Do things get direr from here, if you are on the management side, or is this the end? Or, is this even a thing that really matters when you are enjoying record profits per share quarter after quarter? As many protesters as there are outside Google’s offices, there are many thousands more who are happy to look the other way or maybe just agree with the management’s decisions.
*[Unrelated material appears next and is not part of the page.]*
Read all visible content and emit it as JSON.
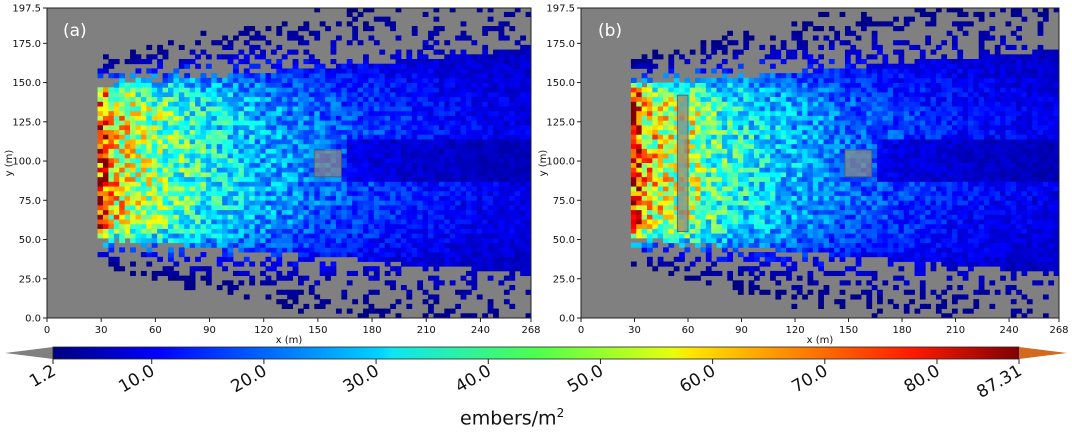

The generally centrist, capitalist side of me suggests that these are really the growing pains of a young industry, which is now realizing that you can’t run a hundred-billion dollar company composed of tens of thousands of people like an anything-goes-madhouse. At some point, people’s gotta realize that there’s work to be done at work, and, you know, if you don’t like it, there are other jobs.
But another side of me thinks that these are also growing pains of an industry that has long neglected its impact on those people who have to deal with the externalities of its products. It is probably good that a company faces criticism when it walks out an executive with checkered sexual harassment past with a hero’s goodbye, or when it takes money from lying politicians under the disguise of some Fifth Estate bullshit. Those things are objectively bad things, and it is good that people whose personal and professional lives intertwined with the places they work at are upset at the management for letting them happen.
Sometimes people ask me if why I am so cynical about the technology industry, and I tell them I really am not. I have been fascinated by computers since I’ve touched one, and made this field my career, somewhat to chagrin of my parents (though they’ve come around). I’ve made a good living working in this field, and continue to do so. However, at the end of the day, I recognize this is all a means to an end, which to make my life as well as others lives better. The work I do is for humans, not computers, and I do it primarily through humans, with computers in the loop, not the other way around. Luckily, I do not need a PR-bot to tell me what I am doing is good for the world.